He had taken a detour through the gardens to the studio where in half an hour his students would gather. He intended to name the very parts of rhythm and help them become aware of their personal knowledge and relationship with this most fundamental of musical elements, the most connected with the body.

He had arranged to have a percussionist in on the class, a player he admired (he had to admit) for the way this musician had dealt with a once-witnessed on-stage accident that he’d brought it into his poem sequence Lemon on Pewter. They had been in Cambridge to celebrate her birthday and just off the train had hurried their way through the bicycled streets to the college where he had once taught, and to a lunchtime concert in a theatre where he had so often performed himself.

Smash! the percussionist wipes his hands and grabs another bottle before the music escapes checking his fingers for cuts and kicking the broken glass from his feet It was a brilliant though unplanned moment we all agreed and will remember this concert always for that particular accidental smile-inducing sharp intake of breath moment when with a Fanta bottle in each hand there was a joyful hit and scrape guiro-like on the serrated edges a no-holes barred full-on sounding out of glass on glass and you just loved it when he drank the juice and fluting blew across the bottle’s mouth

And having thought himself back to those twenty-four hours in Cambridge the delights of the morning garden aflame with colour and texture were as nothing beside his vivid memory of that so precious time with her. The images and the very physical moments of that interval away and together flooded over him, and he had to stop to close his eyes because the images and moments were so very real and he was trembling . . . what was it about their love that kept doing this to him? Just this morning he had sat on the edge of his bed, and in the still darkness his imagination seemed to bring her to him, the warmth and scent of her as she slept face down into a pillow, the touch of her hair in his face as he would bend over her to kiss her ear and move his hand across the contours of her body, but without touching, a kind of air-lovers movement, a kiss of no-touch. But today, he reminded himself, we have the naming of parts . . .
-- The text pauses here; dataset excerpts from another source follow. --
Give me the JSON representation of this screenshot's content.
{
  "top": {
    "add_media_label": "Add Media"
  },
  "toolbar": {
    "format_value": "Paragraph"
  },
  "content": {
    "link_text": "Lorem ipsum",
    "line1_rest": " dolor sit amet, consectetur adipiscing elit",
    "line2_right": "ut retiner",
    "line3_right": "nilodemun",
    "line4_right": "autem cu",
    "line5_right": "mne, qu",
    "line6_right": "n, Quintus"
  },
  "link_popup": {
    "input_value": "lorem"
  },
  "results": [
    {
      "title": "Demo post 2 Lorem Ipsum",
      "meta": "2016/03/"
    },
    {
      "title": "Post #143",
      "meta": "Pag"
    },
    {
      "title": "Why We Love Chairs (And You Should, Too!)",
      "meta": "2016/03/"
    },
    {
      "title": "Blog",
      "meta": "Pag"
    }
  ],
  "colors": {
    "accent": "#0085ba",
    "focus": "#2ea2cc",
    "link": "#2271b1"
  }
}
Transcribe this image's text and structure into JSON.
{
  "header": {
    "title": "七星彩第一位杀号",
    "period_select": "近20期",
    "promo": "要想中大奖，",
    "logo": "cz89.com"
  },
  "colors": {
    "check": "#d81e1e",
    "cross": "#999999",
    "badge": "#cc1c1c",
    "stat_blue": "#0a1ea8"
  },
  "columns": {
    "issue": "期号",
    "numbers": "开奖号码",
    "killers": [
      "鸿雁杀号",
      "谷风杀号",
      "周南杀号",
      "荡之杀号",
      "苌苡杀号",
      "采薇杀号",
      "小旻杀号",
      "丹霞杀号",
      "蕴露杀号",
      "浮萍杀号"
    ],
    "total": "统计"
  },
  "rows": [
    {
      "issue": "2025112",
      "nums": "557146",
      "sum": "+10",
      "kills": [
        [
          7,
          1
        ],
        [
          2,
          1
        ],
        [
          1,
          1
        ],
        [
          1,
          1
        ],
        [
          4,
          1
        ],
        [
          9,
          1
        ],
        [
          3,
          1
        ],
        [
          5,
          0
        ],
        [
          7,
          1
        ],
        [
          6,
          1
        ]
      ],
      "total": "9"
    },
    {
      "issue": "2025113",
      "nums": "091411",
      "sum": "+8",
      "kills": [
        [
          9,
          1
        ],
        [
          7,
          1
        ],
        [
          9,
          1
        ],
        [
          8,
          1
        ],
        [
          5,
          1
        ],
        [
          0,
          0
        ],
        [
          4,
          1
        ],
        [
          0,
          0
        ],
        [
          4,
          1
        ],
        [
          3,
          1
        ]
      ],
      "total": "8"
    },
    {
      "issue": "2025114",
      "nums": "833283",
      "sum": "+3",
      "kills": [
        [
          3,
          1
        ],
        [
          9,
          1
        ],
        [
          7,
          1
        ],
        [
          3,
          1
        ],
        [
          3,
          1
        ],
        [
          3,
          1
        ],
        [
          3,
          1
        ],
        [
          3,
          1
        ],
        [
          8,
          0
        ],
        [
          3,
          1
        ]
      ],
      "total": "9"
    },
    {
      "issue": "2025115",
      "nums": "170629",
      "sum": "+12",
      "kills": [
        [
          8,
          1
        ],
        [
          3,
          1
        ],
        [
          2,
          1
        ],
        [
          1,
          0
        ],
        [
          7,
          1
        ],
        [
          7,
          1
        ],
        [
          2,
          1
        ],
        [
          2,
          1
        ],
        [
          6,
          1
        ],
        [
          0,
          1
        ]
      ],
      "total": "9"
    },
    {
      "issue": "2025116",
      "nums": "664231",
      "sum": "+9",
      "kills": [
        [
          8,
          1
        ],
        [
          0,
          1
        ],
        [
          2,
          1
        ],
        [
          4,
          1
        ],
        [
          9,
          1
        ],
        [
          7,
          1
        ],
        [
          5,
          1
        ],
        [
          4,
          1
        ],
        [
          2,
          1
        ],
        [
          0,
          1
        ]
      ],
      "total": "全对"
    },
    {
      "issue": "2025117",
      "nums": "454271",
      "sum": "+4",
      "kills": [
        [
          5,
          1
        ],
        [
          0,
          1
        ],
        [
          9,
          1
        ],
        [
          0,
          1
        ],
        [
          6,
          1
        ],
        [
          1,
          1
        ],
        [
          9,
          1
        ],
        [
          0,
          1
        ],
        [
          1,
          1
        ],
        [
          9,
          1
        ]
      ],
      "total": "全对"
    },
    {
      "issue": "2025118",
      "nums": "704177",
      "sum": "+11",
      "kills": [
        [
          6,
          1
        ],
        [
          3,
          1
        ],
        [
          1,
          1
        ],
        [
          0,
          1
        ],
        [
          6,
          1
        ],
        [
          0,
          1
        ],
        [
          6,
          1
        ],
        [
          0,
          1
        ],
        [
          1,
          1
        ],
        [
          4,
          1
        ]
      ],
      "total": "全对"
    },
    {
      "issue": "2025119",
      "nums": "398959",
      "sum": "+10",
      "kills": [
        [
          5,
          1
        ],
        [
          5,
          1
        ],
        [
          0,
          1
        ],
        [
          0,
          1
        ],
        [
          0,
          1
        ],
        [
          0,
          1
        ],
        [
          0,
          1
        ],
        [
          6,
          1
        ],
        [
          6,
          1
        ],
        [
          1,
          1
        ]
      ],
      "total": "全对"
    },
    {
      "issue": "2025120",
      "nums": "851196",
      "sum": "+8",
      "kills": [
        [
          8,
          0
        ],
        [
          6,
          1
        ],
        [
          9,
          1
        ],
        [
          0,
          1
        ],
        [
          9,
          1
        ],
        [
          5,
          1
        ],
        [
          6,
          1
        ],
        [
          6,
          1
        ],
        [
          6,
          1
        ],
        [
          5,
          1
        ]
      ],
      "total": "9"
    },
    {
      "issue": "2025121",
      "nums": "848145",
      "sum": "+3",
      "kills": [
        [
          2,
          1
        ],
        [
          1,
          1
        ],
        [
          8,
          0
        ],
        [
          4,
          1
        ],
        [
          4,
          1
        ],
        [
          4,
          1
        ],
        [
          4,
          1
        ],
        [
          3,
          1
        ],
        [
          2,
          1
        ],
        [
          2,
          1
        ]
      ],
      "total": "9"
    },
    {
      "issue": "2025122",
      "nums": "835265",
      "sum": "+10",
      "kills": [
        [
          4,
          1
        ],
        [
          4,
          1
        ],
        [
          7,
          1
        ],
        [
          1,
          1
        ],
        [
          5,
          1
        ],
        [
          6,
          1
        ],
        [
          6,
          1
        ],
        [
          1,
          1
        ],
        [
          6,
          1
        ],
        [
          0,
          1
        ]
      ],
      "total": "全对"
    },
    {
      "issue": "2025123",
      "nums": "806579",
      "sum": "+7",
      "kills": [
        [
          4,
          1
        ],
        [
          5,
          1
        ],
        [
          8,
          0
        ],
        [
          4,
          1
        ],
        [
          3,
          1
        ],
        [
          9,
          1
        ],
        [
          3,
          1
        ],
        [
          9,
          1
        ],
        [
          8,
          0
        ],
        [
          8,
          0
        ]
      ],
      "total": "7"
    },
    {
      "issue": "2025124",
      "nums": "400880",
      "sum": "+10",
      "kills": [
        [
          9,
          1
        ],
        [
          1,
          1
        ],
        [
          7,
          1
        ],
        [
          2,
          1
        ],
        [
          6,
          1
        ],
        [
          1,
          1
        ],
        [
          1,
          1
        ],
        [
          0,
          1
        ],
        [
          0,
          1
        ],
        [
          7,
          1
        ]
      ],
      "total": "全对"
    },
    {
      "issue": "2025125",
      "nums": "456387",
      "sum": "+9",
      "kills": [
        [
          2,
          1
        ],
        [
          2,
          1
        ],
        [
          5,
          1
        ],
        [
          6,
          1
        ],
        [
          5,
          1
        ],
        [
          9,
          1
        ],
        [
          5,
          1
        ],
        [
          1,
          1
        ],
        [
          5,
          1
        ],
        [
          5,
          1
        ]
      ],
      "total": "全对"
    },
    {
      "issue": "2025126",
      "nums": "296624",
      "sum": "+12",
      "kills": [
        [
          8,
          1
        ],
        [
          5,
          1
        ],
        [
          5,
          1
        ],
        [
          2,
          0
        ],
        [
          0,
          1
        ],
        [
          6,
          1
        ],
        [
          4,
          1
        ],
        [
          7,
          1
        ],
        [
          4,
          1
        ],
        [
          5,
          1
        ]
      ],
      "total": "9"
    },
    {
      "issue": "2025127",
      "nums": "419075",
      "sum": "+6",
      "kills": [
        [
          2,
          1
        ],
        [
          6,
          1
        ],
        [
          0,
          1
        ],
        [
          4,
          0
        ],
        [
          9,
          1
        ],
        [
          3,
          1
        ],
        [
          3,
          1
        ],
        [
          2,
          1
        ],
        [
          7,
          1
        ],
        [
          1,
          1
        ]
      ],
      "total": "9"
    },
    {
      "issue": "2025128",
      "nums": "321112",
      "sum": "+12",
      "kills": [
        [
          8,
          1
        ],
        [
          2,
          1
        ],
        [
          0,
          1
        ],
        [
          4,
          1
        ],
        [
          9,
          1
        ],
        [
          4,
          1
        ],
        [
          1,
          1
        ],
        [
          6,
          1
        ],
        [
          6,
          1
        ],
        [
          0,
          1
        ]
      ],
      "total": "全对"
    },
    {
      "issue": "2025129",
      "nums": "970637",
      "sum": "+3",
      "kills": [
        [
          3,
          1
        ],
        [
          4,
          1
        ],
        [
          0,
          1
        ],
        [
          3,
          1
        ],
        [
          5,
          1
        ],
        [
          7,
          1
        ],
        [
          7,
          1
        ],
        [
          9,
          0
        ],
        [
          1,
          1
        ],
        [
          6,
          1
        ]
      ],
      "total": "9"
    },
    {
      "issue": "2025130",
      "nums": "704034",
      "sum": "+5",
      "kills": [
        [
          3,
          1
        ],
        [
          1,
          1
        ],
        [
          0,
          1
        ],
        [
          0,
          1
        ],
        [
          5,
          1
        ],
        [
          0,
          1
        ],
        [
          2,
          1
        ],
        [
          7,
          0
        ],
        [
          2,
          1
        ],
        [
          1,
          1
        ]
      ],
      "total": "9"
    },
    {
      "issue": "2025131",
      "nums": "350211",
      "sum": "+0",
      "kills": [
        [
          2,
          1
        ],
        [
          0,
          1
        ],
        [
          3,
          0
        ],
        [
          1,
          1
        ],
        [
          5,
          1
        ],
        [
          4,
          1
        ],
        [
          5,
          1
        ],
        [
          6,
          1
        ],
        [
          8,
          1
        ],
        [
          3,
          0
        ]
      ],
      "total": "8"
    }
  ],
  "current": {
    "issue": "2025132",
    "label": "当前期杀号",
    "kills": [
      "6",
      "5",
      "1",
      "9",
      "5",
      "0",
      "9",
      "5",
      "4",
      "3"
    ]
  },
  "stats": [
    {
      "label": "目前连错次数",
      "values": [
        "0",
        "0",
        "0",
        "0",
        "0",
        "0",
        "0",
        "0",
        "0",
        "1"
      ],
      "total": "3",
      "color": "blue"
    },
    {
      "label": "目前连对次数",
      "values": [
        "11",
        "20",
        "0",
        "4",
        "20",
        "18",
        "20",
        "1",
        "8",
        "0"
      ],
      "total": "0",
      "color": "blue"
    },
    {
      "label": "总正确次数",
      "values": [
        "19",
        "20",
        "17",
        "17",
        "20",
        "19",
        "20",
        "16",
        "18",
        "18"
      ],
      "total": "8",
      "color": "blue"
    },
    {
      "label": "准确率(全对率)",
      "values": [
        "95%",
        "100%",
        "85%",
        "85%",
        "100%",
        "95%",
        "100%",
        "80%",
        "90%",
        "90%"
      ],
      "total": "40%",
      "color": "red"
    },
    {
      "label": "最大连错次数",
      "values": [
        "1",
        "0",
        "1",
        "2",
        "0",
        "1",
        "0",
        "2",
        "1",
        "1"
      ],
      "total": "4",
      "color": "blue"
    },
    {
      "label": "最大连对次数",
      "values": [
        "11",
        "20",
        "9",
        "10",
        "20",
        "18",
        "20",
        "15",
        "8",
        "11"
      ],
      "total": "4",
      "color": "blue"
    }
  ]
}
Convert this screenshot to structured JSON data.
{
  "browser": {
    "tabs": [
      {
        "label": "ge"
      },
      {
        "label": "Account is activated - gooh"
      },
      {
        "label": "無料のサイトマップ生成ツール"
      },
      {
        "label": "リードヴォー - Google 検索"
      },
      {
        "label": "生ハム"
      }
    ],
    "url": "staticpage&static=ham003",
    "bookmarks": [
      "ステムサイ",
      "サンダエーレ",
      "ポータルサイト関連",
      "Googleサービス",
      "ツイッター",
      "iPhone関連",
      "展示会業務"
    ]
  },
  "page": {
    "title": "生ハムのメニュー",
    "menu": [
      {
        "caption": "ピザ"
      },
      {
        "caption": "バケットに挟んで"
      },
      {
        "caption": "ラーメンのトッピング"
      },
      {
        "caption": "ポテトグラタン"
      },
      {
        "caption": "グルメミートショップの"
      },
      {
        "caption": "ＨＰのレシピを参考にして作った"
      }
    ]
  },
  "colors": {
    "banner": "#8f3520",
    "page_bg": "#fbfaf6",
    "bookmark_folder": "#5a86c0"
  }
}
He was going to tackle not just rhythm but the role of percussion. There was a week’s work here. He had just one day. And the students had one day to create a short ‘poem for percussion’ to be performed and recorded at the end of the afternoon class. In his own music he considered the element of percussion as an ever-present challenge. He had only met it by adopting a very particular strategy. He regarded its presence in a score as a kind of continuo element and thus giving the player some freedom in the choice of instruments and execution. He wanted percussion to be ‘a part’ of equal stature with the rest of the musical texture and not a series of disparate accents, emphases and colours. In other words rhythm itself was his first consideration, and all the rest followed. He thought with amusement of his son playing Vaughan-Williams The Lark Ascending and the single stroke of a triangle that constituted his percussion part. For him, so few composers could ‘do it’ with percussion. He had assembled for today a booklet of extracts of those who could: Stravinsky’s Soldier’s Tale (inevitably), Berio’s Cummings songs, George Perle’s Sextet, Living Toys by Tom Ades, his own Flights for violin and percussionist. He felt diffident about the latter, but he had the video of those gliders and he’d play the second movement What is the Colour of the Wind?

In the studio the percussionist and a group of student helpers were assembling the ‘kits’ they’d agreed on. The loose-limbed movements of such players always fascinated him. It was as though whatever they might be doing they were still playing – driving a car? He suddenly thought he might not take a lift from a percussionist.

On the grand piano there was, thankfully, a large pile of the special manuscript paper he favoured when writing for percussion, an A3 sheet with wider stave lines. Standing at the piano he pulled a sheet from the pile and he got out his pen. He wrote on the shiny black lid with a fluency that surprised him: a toccata-like passage based on the binary rhythms he intended to introduce to his class. He’d thought about making this piece whilst lying in bed the previous night, before sleep had taken him into a series of comforting dreams. He knew he must be careful to avoid any awkward crossings of sticks.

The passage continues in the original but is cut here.